Mixed reactions to landmark demolition
The scheduled demolition this week of an Edwardian house that has fallen into disrepair, has received a mixed reception from the local community.
Once home to Woodvale MP John William Nixon,‘Woodvale House’ on the lower Ballygomartin Road is to be knocked down to make way for a nursing home.
Shankill DUP Councillor Brian Kingston has expressed his disappointment at the loss of what was a “grand dwelling” overlooking Woodvale Park. “Its deterioration and pending demolition is a great loss to the built heritage of the Woodvale / Ballygomartin area.
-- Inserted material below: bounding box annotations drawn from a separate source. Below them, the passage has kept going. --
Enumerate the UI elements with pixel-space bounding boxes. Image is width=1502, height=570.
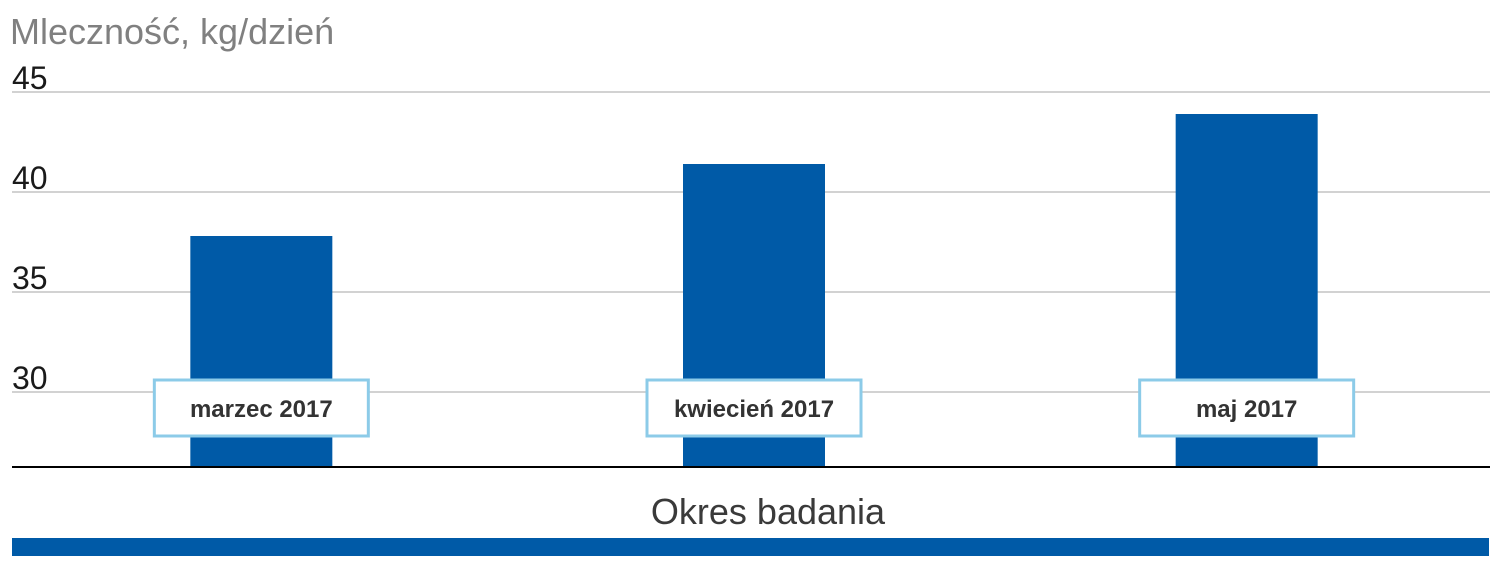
- category-label-box: [1138, 378, 1356, 438]
- category-label: kwiecień 2017: [674, 396, 834, 423]
- y-tick-label: 40: [12, 160, 48, 196]
- category-label: maj 2017: [1196, 396, 1297, 423]
- category-label-box: [645, 378, 863, 438]
- y-tick-label: 35: [12, 260, 48, 296]
- y-tick-label: 45: [12, 60, 48, 96]
- x-axis-label: Okres badania: [651, 491, 886, 532]
- category-label-box: [152, 378, 370, 438]
- category-label: marzec 2017: [190, 396, 333, 423]
- y-axis-label: Mleczność, kg/dzień: [10, 11, 334, 52]
- y-tick-labels: 30 35 40 45: [12, 60, 48, 396]
- footer-band: [12, 538, 1489, 556]
- category-labels: marzec 2017 kwiecień 2017 maj 2017: [152, 378, 1356, 438]
- y-tick-label: 30: [12, 360, 48, 396]
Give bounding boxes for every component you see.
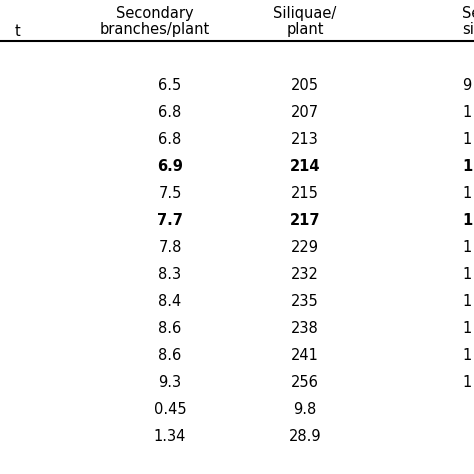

Sadly it has been derelict for many years and has deteriorated into a dangerous condition.
“Its most famous former resident was John William Nixon, a District Inspector in the Royal Irish/Ulster Constabulary, in the years before and after partition. Nixon, originally from Co Cavan, went on to represent Woodvale constituency on the Belfast Corporation and at Stormont as an independent Unionist MP from 1929 until his death in 1949,” he said.
“He was known as a strong local character and was awarded the MBE in 1923 ‘for services rendered during the troubled period’. He was accused by some writers of involvement in sectarian murder, claims which he successfully contested as libellous in court.
“Plans are being brought forward to build a replacement nursing home on the site, which I trust will be in keeping with the character of the area. Perhaps an image of Woodvale House can be included within the new premises as a reminder of the once grand and historic villa which preceded it at this prime location.”
Mr Nixon served as District Inspector for the Royal Irish Constabulary (RIC) and Ulster Special Constabulary (USC) at the time of the McMahon murders in 1922 when six Catholic civilians — including five members of one family — were killed in their home.
It was reported that they were shot dead by members of the USC and RIC in retaliation for the IRA’s shooting of two policemen days earlier. The dead were aged between 15 and 50.
Sinn Fein Councillor Conor Maskey said it was widely suspected that Mr Nixon was involved in the McMahon murders.
“This isn’t an issue about whether or not a historical building should be retained because part of the background of this is particularly drenched in controversy. The fact that a very large number of units are going to be created on this site to house older people is something we should all welcome and embrace rather than try to stifle.”